Youth unemployment, especially for rural and township working class youth, from under resourced schools, is heading towards a crisis if the government and private sector do not take sustainable steps to increase post school education and employment opportunities. It is very concerning to note that the latest QuarterlyLabour Force Survey, records that approximately 3.1 million youth aged between 15 and 24 are not in employment, education or training.
EE therefore supports the call for a serious plan to expand the economy that can address the underlying challenges of unemployment. The illusion of the youth wage subsidy is not such a plan and must be dispelled.
On 1 January 2014 the Employment Tax Incentive Act came into force, introducing the youth wage subsidy for businesses employing workers between the ages of 19 – 29 and earning between R2000 and R6000 per month. The subsidy promises to increase employment for the youth, however our ten concerns submitted to Treasury in November 2013 cautioned that the subsidy is unlikely to create new jobs for young people and is unlikely to sustainably reduce youth unemployment. However, despite local and international evidence, as well as Treasury’s document confirming the unlikely positive outcome of the subsidy, the government has decided to pursue this R5 Billion policy experiment.
In all likelihood, it will be very difficult to monitor which companies are accessing the subsidy, where they are located and what type of industries they come from because the government has no evaluation system in place. Moreover, we unable to verify how often companies are accessing the subsidy and thus how long youth are able to stay in employment because there is no such monitoring system to tell us. The government should implement a monitoring system as a priority to ensure accountability and transparency in how the subsidy is accessed by companies.

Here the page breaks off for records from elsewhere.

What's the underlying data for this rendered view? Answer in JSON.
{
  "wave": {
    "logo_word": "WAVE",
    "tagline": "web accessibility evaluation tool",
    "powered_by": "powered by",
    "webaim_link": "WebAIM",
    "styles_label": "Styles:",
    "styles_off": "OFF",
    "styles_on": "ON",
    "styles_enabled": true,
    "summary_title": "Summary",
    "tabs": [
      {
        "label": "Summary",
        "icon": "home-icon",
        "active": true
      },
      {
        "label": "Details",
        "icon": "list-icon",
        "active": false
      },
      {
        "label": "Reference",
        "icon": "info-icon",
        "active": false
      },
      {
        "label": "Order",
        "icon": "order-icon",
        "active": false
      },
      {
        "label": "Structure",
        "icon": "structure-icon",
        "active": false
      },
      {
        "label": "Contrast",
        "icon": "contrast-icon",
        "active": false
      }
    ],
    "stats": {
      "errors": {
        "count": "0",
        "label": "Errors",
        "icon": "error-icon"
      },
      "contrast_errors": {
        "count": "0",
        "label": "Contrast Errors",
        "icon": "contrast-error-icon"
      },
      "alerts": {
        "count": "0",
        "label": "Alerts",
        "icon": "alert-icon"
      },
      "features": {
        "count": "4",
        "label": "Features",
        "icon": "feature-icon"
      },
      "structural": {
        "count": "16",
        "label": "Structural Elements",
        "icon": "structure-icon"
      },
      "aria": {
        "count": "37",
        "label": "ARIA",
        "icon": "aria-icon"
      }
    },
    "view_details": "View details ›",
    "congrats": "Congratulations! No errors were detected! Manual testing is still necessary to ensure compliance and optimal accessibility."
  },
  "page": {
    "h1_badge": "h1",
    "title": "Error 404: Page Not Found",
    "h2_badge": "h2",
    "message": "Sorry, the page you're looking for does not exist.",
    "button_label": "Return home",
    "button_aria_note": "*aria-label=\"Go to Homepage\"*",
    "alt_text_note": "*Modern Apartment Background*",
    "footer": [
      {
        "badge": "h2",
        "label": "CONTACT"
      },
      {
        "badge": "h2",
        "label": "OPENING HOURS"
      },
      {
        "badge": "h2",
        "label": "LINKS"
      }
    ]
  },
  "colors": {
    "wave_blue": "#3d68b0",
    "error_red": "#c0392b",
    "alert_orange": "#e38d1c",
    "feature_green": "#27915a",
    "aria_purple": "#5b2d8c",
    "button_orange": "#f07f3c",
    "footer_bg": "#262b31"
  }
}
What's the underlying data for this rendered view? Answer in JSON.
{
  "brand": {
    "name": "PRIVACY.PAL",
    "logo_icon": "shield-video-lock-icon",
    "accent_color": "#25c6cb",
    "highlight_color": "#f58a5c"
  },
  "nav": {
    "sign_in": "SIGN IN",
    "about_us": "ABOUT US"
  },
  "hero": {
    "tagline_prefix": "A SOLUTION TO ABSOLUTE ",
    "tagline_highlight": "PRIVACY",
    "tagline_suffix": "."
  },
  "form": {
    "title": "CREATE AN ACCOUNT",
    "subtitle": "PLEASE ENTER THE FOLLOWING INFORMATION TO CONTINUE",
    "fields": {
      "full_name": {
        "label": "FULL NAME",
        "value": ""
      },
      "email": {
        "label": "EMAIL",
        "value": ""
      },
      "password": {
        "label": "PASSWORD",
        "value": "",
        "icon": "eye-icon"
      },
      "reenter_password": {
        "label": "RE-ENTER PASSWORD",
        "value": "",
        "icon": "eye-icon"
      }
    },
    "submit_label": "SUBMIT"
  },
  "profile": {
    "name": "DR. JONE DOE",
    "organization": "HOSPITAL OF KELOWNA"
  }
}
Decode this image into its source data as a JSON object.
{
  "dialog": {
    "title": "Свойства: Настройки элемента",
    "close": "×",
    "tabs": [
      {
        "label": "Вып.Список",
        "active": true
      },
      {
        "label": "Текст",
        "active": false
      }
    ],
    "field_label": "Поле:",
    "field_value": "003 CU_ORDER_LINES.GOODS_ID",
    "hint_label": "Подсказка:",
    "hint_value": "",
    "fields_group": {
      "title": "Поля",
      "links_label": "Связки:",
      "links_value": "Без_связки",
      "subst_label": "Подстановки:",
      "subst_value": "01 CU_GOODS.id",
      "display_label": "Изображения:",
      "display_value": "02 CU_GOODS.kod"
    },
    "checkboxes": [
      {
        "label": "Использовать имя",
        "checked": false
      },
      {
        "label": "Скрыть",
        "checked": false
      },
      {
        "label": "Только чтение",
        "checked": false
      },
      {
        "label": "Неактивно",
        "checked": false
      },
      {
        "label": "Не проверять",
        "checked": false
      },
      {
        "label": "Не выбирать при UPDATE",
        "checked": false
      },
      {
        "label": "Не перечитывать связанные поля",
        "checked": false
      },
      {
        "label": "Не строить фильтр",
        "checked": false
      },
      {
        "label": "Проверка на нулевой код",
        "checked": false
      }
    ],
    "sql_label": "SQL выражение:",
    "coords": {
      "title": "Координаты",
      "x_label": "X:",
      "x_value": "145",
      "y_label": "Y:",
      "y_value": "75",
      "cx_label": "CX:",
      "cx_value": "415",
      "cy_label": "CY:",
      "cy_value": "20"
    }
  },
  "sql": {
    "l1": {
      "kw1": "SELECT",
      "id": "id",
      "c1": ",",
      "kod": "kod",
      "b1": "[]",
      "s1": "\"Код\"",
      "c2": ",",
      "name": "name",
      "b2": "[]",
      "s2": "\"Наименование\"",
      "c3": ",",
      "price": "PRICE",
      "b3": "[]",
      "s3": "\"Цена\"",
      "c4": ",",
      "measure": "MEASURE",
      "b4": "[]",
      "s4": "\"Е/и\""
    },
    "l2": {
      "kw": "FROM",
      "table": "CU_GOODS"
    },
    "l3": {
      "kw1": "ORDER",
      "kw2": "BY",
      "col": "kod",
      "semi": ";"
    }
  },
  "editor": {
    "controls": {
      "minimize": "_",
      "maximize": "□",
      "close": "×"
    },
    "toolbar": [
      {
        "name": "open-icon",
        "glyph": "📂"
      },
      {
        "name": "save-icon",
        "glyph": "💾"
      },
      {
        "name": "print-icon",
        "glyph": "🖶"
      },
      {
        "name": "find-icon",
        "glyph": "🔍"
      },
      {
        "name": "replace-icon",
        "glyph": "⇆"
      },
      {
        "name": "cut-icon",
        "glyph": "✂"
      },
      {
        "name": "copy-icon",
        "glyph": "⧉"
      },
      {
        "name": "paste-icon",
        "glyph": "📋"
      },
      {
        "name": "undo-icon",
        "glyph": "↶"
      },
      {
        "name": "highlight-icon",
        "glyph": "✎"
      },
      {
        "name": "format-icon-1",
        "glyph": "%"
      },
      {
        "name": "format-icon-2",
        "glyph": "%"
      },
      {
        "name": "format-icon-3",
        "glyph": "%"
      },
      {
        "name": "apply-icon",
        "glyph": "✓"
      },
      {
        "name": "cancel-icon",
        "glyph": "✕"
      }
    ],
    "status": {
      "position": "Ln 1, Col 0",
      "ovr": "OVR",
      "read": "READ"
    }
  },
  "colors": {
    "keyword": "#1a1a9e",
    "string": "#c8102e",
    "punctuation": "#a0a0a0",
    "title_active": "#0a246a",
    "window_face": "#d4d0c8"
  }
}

Of direct relevance to increasing the possibility of decent work is access to further education and training institutions. This is a scarce commodity for most youth because there are only 24 universities and 50 FET colleges to cater for the entire population. With this limited number of further education institutions available, we would have expected the youth wage subsidy to include a more stringent requirement to train beneficiaries, however there is no obligation. Although the Minister of Finance has the power to compel companies accessing the subsidy to provide training, it is concerning that no pronouncements to this effect have been made. This calls into question the government's intentions to meaningfully develop the very few youth who will benefit from the subsidy.
The youth wage subsidy is only a small part of the possible interventions that the government can take up to increase employment for the youth. The first is a clear plan to grow the economy and make sure our GDP is directly proportional to the standard of living of the South African majority. The second is a drastic improvement to the basic education system prioritizing infrastructural development, teacher training, curriculum reform and general good management of schools. The third is drawing a clear link between providing training and accessing the subsidy, which can be amplified through creating additional structured paid training and internship programmes in companies. Fourth, we insist government implement a coordinated national youth service scheme to equip schools, libraries, hospitals, clinics, sports and recreation centres and upcoming infrastructure projects with additional capacity.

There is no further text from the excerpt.